Tipping is something that is not required in Bali. If you don’t tip, you won’t be scowled at, but also know that if you don’t that your waiter is essentially serving you for free. If I get bad service, then I definitely don’t tip, but I try to leave a couple thousand rupiah, or just round up and give that as a tip otherwise. For instance, if my bill is 67,000, Ill tell them I only need 30,000 back and to keep the rest as tip. That’s not very much, but they will be stoked on anything. I think a reasonable and generous amount is about 5% of the bill. Some places automatically add a service charge to the bill. If this is the case, then DO NOT leave a tip, it is completely unnecessary. If it’s a petty amount of small change then ill leave it, but otherwise I don’t because usually when they add this amount it is them just taking another attempt to secretly screw you for more money.
Note: Unless I am by the coast, I generally stay away from seafood in Bali. The typical fish to serve with dishes is tuna, and it is usually way overcooked and therefore dry and chewy (and usually fishy because its not fresh). The chicken is generally good quality and fresh. You will see how fresh it really is when you see the chickens running around all over. Beef is something that can be good or terrible, so probably only get it in nicer places or places that specialize in beef dishes. Pork is probably ok too, with the same rules as beef. If you are sensitive to grissle, I would recommend just sticking to tofu or tempe in your dishes. Most places have this as an option, and I have rarely gotten any tofu that is not good (its pretty hard to screw up tofu). Tempe, if you don’t know what it is, is made from soynuts, but is not totally processed like tofu is. It is a lot nuttier and creamy in texture, and is generally safe as well. The vegetable that is pretty standard here is green beans and a spinach like leaf that is cooked. You will also see a lot of onion, pepper, and tomato, but probably not much else unless you are in nicer places.
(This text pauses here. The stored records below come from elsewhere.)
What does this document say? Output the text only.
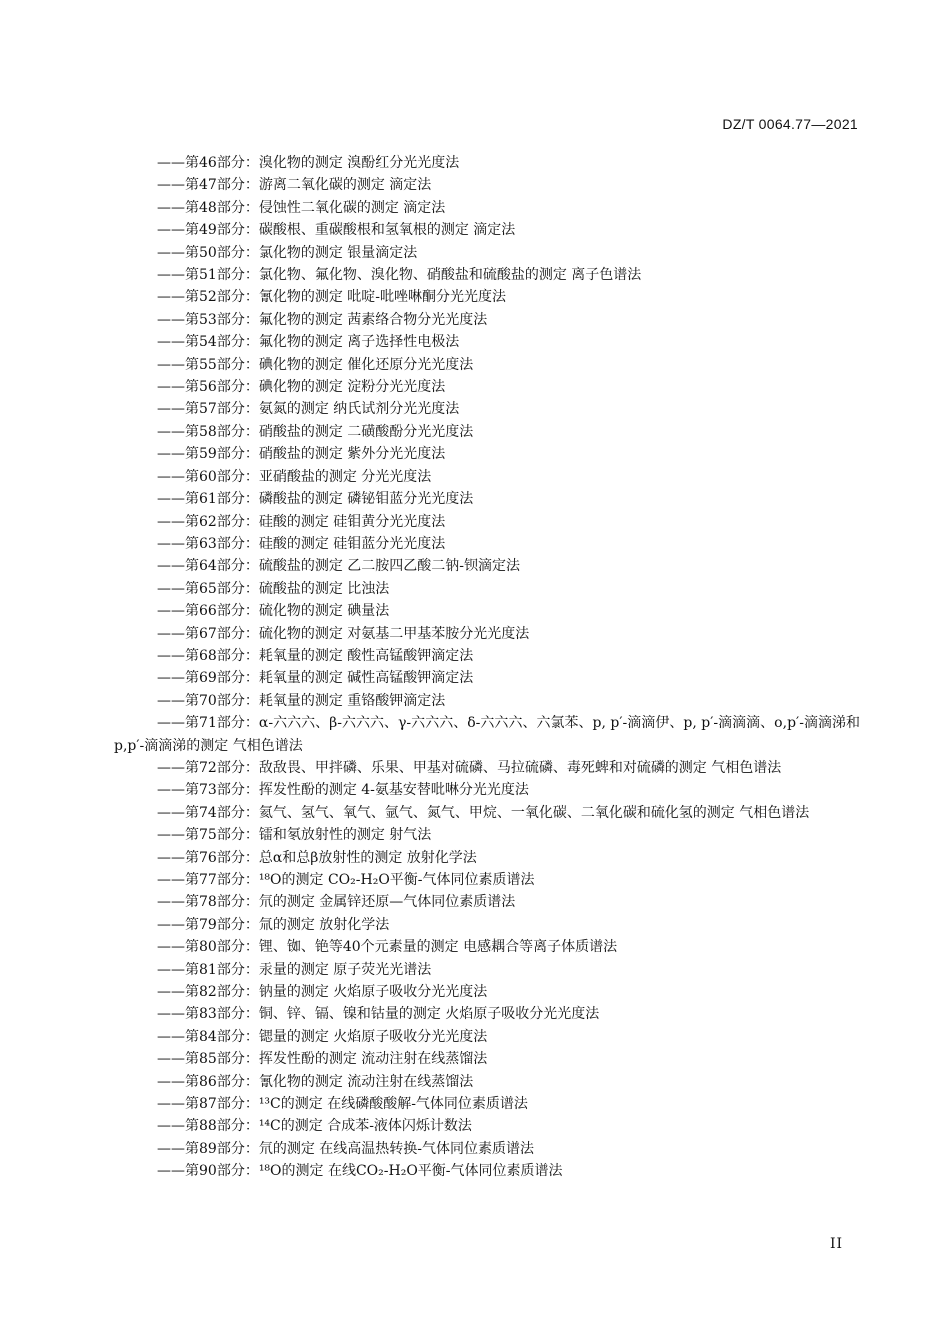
DZ/T 0064.77—2021
——第46部分：溴化物的测定 溴酚红分光光度法
——第47部分：游离二氧化碳的测定 滴定法
——第48部分：侵蚀性二氧化碳的测定 滴定法
——第49部分：碳酸根、重碳酸根和氢氧根的测定 滴定法
——第50部分：氯化物的测定 银量滴定法
——第51部分：氯化物、氟化物、溴化物、硝酸盐和硫酸盐的测定 离子色谱法
——第52部分：氰化物的测定 吡啶-吡唑啉酮分光光度法
——第53部分：氟化物的测定 茜素络合物分光光度法
——第54部分：氟化物的测定 离子选择性电极法
——第55部分：碘化物的测定 催化还原分光光度法
——第56部分：碘化物的测定 淀粉分光光度法
——第57部分：氨氮的测定 纳氏试剂分光光度法
——第58部分：硝酸盐的测定 二磺酸酚分光光度法
——第59部分：硝酸盐的测定 紫外分光光度法
——第60部分：亚硝酸盐的测定 分光光度法
——第61部分：磷酸盐的测定 磷铋钼蓝分光光度法
——第62部分：硅酸的测定 硅钼黄分光光度法
——第63部分：硅酸的测定 硅钼蓝分光光度法
——第64部分：硫酸盐的测定 乙二胺四乙酸二钠-钡滴定法
——第65部分：硫酸盐的测定 比浊法
——第66部分：硫化物的测定 碘量法
——第67部分：硫化物的测定 对氨基二甲基苯胺分光光度法
——第68部分：耗氧量的测定 酸性高锰酸钾滴定法
——第69部分：耗氧量的测定 碱性高锰酸钾滴定法
——第70部分：耗氧量的测定 重铬酸钾滴定法
——第71部分：α-六六六、β-六六六、γ-六六六、δ-六六六、六氯苯、p, p′-滴滴伊、p, p′-滴滴滴、o,p′-滴滴涕和p,p′-滴滴涕的测定 气相色谱法
——第72部分：敌敌畏、甲拌磷、乐果、甲基对硫磷、马拉硫磷、毒死蜱和对硫磷的测定 气相色谱法
——第73部分：挥发性酚的测定 4-氨基安替吡啉分光光度法
——第74部分：氦气、氢气、氧气、氩气、氮气、甲烷、一氧化碳、二氧化碳和硫化氢的测定 气相色谱法
——第75部分：镭和氡放射性的测定 射气法
——第76部分：总α和总β放射性的测定 放射化学法
——第77部分：¹⁸O的测定 CO₂-H₂O平衡-气体同位素质谱法
——第78部分：氘的测定 金属锌还原—气体同位素质谱法
——第79部分：氚的测定 放射化学法
——第80部分：锂、铷、铯等40个元素量的测定 电感耦合等离子体质谱法
——第81部分：汞量的测定 原子荧光光谱法
——第82部分：钠量的测定 火焰原子吸收分光光度法
——第83部分：铜、锌、镉、镍和钴量的测定 火焰原子吸收分光光度法
——第84部分：锶量的测定 火焰原子吸收分光光度法
——第85部分：挥发性酚的测定 流动注射在线蒸馏法
——第86部分：氰化物的测定 流动注射在线蒸馏法
——第87部分：¹³C的测定 在线磷酸酸解-气体同位素质谱法
——第88部分：¹⁴C的测定 合成苯-液体闪烁计数法
——第89部分：氘的测定 在线高温热转换-气体同位素质谱法
——第90部分：¹⁸O的测定 在线CO₂-H₂O平衡-气体同位素质谱法
II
As far as types of food to eat, the Indonesian is obviously great. Other types of food that are really good are thai, pizza, American, and Chinese. Italian is generally pretty good too, but the sauces can be REALLY sugary, and they tend to just put a lot of sugar in things here. The best food is found in Ubud, hands down. In my experience the Japanese food is not very good here, and definitely isn’t the Japanese-american food that we get in the states. I just stick to restaurants that look busy and clean, and that’s a good rule of thumb to follow. Some other good dishes that are a little different than what you get in the states (or that we don’t have) is the pancakes and the jaffles. The pancakes here are more like crepes and can be eaten for breakfast or dessert, or really any time you want. The best ones are with banana and then drizzle honey on top. Jaffles are something that Bali adopted from Australia. They are two pieces of bread filled with whatever you choose and then pressed in a little iron that creates a pouch with compressed bread at the edges. Its sort of like grilled cheese, but better. You can have them for breakfast with eggs, onion tomato, etc, or any other meal with different fillings. They are also good with banana, peanut butter, and honey.